The president and chief executive officer of the American Bureau of Shipping questioned the involvement of ship classification societies in next generation, environmentally friendly ship design – calling it “a fundamental conflict of interest.”

Speaking before a recent shipping industry conference in Houston, ABS President and Chief Executive Officer Christopher Wiernicki said he finds the apparent move by other classification societies into promoting “energy-optimized designs created in-house” to be “deeply troubling.”

“The bottom line is that, since the objectives of the designer and the class society are so fundamentally different, having class societies promote themselves as designers is dangerous,” Wiernicki said.

“It undermines the basic fabric of the industry, it destroys the credibility of class as an independent third party, it has the potential to lead to poor designs that could impact the credibility of the whole industry and it upsets the essential checks and balances between commercial pressures and effective safety and environmental risk management,” he said.

“If ABS were to promote an in-house design for an energy-efficient tanker, how could we retain our integrity if we were then to approve that same design for construction?”

Responding in part to pressure from the European Union, the International Maritime Organization adopted the Energy Efficiency Design Index (EEDI) earlier this year for new vessel construction.

“The EEDI will be the design scorecard of the future,” Wiernicki said.

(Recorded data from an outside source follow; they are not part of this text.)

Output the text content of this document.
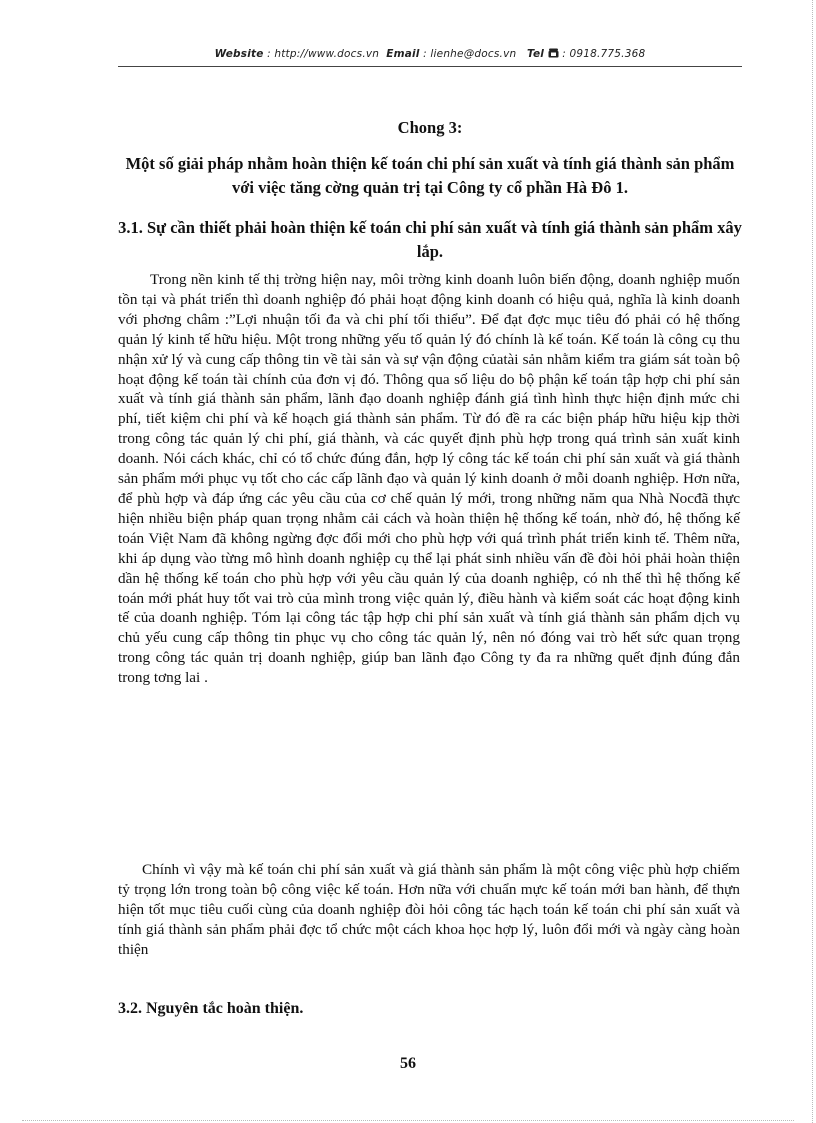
Website : http://www.docs.vn Email : lienhe@docs.vn Tel : 0918.775.368
Chong 3:
Một số giải pháp nhằm hoàn thiện kế toán chi phí sản xuất và tính giá thành sản phẩm với việc tăng cờng quản trị tại Công ty cổ phần Hà Đô 1.
3.1. Sự cần thiết phải hoàn thiện kế toán chi phí sản xuất và tính giá thành sản phẩm xây lắp.

Trong nền kinh tế thị trờng hiện nay, môi trờng kinh doanh luôn biến động, doanh nghiệp muốn tồn tại và phát triển thì doanh nghiệp đó phải hoạt động kinh doanh có hiệu quả, nghĩa là kinh doanh với phơng châm :”Lợi nhuận tối đa và chi phí tối thiểu”. Để đạt đợc mục tiêu đó phải có hệ thống quản lý kinh tế hữu hiệu. Một trong những yếu tố quản lý đó chính là kế toán. Kế toán là công cụ thu nhận xử lý và cung cấp thông tin về tài sản và sự vận động củatài sản nhằm kiểm tra giám sát toàn bộ hoạt động kế toán tài chính của đơn vị đó. Thông qua số liệu do bộ phận kế toán tập hợp chi phí sản xuất và tính giá thành sản phẩm, lãnh đạo doanh nghiệp đánh giá tình hình thực hiện định mức chi phí, tiết kiệm chi phí và kế hoạch giá thành sản phẩm. Từ đó đề ra các biện pháp hữu hiệu kịp thời trong công tác quản lý chi phí, giá thành, và các quyết định phù hợp trong quá trình sản xuất kinh doanh. Nói cách khác, chỉ có tổ chức đúng đắn, hợp lý công tác kế toán chi phí sản xuất và giá thành sản phẩm mới phục vụ tốt cho các cấp lãnh đạo và quản lý kinh doanh ở mỗi doanh nghiệp. Hơn nữa, để phù hợp và đáp ứng các yêu cầu của cơ chế quản lý mới, trong những năm qua Nhà Nocđã thực hiện nhiều biện pháp quan trọng nhằm cải cách và hoàn thiện hệ thống kế toán, nhờ đó, hệ thống kế toán Việt Nam đã không ngừng đợc đổi mới cho phù hợp với quá trình phát triển kinh tế. Thêm nữa, khi áp dụng vào từng mô hình doanh nghiệp cụ thể lại phát sinh nhiều vấn đề đòi hỏi phải hoàn thiện dần hệ thống kế toán cho phù hợp với yêu cầu quản lý của doanh nghiệp, có nh thế thì hệ thống kế toán mới phát huy tốt vai trò của mình trong việc quản lý, điều hành và kiểm soát các hoạt động kinh tế của doanh nghiệp. Tóm lại công tác tập hợp chi phí sản xuất và tính giá thành sản phẩm dịch vụ chủ yếu cung cấp thông tin phục vụ cho công tác quản lý, nên nó đóng vai trò hết sức quan trọng trong công tác quản trị doanh nghiệp, giúp ban lãnh đạo Công ty đa ra những quết định đúng đắn trong tơng lai .

Chính vì vậy mà kế toán chi phí sản xuất và giá thành sản phẩm là một công việc phù hợp chiếm tỷ trọng lớn trong toàn bộ công việc kế toán. Hơn nữa với chuẩn mực kế toán mới ban hành, để thựn hiện tốt mục tiêu cuối cùng của doanh nghiệp đòi hỏi công tác hạch toán kế toán chi phí sản xuất và tính giá thành sản phẩm phải đợc tổ chức một cách khoa học hợp lý, luôn đổi mới và ngày càng hoàn thiện

3.2. Nguyên tắc hoàn thiện.
56
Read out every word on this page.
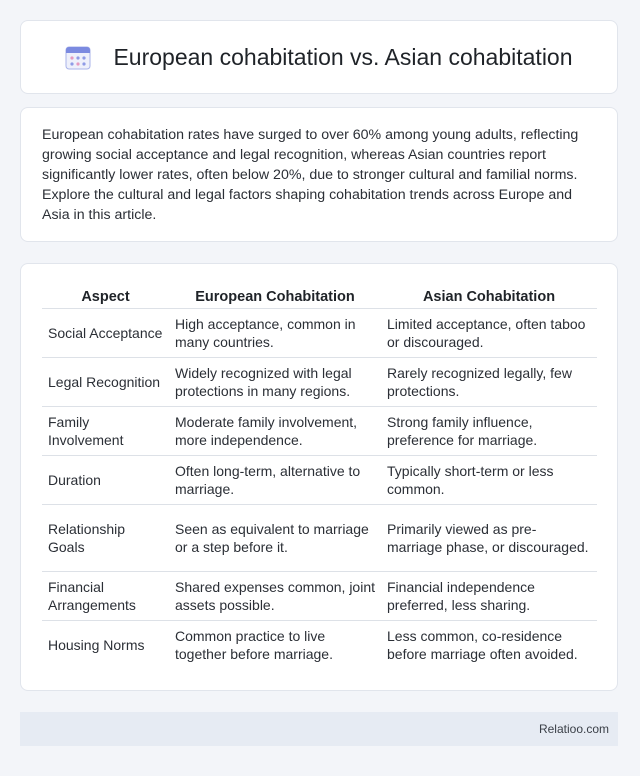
European cohabitation vs. Asian cohabitation

European cohabitation rates have surged to over 60% among young adults, reflecting growing social acceptance and legal recognition, whereas Asian countries report significantly lower rates, often below 20%, due to stronger cultural and familial norms. Explore the cultural and legal factors shaping cohabitation trends across Europe and Asia in this article.

Aspect	European Cohabitation	Asian Cohabitation
Social Acceptance	High acceptance, common in many countries.	Limited acceptance, often taboo or discouraged.
Legal Recognition	Widely recognized with legal protections in many regions.	Rarely recognized legally, few protections.
Family Involvement	Moderate family involvement, more independence.	Strong family influence, preference for marriage.
Duration	Often long-term, alternative to marriage.	Typically short-term or less common.
Relationship Goals	Seen as equivalent to marriage or a step before it.	Primarily viewed as pre-marriage phase, or discouraged.
Financial Arrangements	Shared expenses common, joint assets possible.	Financial independence preferred, less sharing.
Housing Norms	Common practice to live together before marriage.	Less common, co-residence before marriage often avoided.
Relatioo.com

However, Wiernicki also said the adoption of the EEDI scheme should not equate to classification societies becoming ship designers “in an attempt to increase their market share.”

Wiernicki said discussions internally at ABS as well as with clients and shipyards left him unable to reconcile the concept of a classification society acting as a ship designer that also reviews and approves the same design.

“I will go even further and say that they should not and cannot be allowed to, because wearing both these critical hats undermines the basic safety integrity of our entire industry. This is not a class issue; this is an industry issue,” he said.